Panenské Břežany () is a municipality and village in Prague-East District in the Central Bohemian Region of the Czech Republic. It has about 600 inhabitants.

Geography
Panenské Břežany lies about  north of Prague. The western part of the municipality is located in the Prague Plateau, the eastern part is located in the Central Elbe Table.

History

The settlement was first mentioned in 1233 as the possession of the Benedictine St. George's Convent at Prague Castle. The first mention of a keep in Panenské Břežany is from 1441. In the first half of the 18th century a Baroque palace was built, which came to be called the Horní Chateau ("Upper Chateau").

After the secularization of the monastery during reign of Emperor Joseph II the manor fell to the Virgin Teinitz Religious foundation. Until 1828 the owners changed several times, then it was purchased by Matthias von Riese-Stallburg. Around 1840 he built the Dolní Chateau ("Lower Chateau"). His descendants lost the property in 1901 because of indebtedness to the Prague Credit Bank. In 1909 the property was bought by Ferdinand Bloch-Bauer, a financially strong Jewish buyer involved in the sugar industry.

Following the Nazi occupation after 1939, the Jewish industrialist fled and the estate was confiscated. From 1939 to 1942 the Lower Chateau was the residence of the Reichsprotektor of Bohemia and Moravia. In the chateau complex lived both Konstantin von Neurath and from 1941 his deputy (Stellvertretender Reichsprotektor), the SS-Obergruppenführer Reinhard Heydrich, with their families.

In May 1942, while driving from the mansion to his work in Prague, Heydrich died as a result of an assassination attempt. After Heydrich's death, his widow Lina lived with the children at the chateau until 1945. Their ten-year-old son Klaus died in a car accident there in October 1943.

The Horní Chateau was occupied by Karl Hermann Frank during World War II.

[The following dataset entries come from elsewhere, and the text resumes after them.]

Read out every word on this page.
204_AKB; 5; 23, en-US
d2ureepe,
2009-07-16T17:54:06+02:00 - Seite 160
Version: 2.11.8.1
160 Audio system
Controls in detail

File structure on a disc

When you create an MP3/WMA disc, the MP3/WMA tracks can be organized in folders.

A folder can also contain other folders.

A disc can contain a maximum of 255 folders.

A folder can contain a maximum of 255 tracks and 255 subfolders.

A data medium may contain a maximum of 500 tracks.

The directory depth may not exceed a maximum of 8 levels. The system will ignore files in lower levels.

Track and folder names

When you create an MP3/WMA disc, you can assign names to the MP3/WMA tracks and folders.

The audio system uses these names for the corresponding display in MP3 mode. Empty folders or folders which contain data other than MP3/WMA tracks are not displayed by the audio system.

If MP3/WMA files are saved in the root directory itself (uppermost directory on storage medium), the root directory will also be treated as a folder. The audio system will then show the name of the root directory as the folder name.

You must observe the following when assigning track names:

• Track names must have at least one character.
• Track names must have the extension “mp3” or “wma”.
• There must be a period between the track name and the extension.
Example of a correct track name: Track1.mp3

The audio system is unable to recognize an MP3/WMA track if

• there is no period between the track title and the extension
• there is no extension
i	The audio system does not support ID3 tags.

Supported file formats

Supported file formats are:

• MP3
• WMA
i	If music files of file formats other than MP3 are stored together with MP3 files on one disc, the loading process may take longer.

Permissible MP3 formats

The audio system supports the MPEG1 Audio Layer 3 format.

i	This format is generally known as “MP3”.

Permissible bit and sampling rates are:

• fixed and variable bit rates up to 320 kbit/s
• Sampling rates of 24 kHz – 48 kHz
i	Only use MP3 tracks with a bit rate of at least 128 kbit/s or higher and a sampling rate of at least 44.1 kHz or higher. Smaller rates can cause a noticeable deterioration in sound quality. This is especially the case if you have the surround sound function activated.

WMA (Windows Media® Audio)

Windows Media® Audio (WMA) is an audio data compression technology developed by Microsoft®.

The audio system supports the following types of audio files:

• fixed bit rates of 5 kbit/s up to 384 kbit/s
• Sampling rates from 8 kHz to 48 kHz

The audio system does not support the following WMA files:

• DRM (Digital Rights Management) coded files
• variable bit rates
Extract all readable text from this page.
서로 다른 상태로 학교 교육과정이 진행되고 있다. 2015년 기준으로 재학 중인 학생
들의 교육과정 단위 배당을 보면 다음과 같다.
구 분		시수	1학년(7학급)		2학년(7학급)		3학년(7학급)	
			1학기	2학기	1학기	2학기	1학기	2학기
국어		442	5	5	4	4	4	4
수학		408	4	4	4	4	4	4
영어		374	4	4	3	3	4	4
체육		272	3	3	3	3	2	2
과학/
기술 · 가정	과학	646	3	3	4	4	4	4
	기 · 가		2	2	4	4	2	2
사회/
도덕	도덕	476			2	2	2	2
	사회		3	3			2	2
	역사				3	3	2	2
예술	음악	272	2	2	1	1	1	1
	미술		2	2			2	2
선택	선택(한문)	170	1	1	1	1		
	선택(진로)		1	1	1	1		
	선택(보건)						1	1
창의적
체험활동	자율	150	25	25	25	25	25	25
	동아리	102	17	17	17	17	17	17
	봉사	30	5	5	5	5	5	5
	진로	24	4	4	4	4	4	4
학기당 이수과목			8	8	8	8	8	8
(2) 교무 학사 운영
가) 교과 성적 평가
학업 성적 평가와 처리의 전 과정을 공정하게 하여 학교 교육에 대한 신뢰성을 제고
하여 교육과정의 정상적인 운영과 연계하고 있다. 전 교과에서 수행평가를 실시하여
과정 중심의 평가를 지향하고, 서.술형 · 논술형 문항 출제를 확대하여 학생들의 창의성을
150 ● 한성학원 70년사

"In April 1943 Hitler finally decided that the future of the [Heydrich] family must be safeguarded, and by a special Fuehrer-decret he ordered that Heydrich's "beloved schloss Jungfern-Breschan" with all its contents and lands should be handed over to his widow and family in perpetuity. The Fuehrer added that it was his desire that the heirs should always be associated with the property."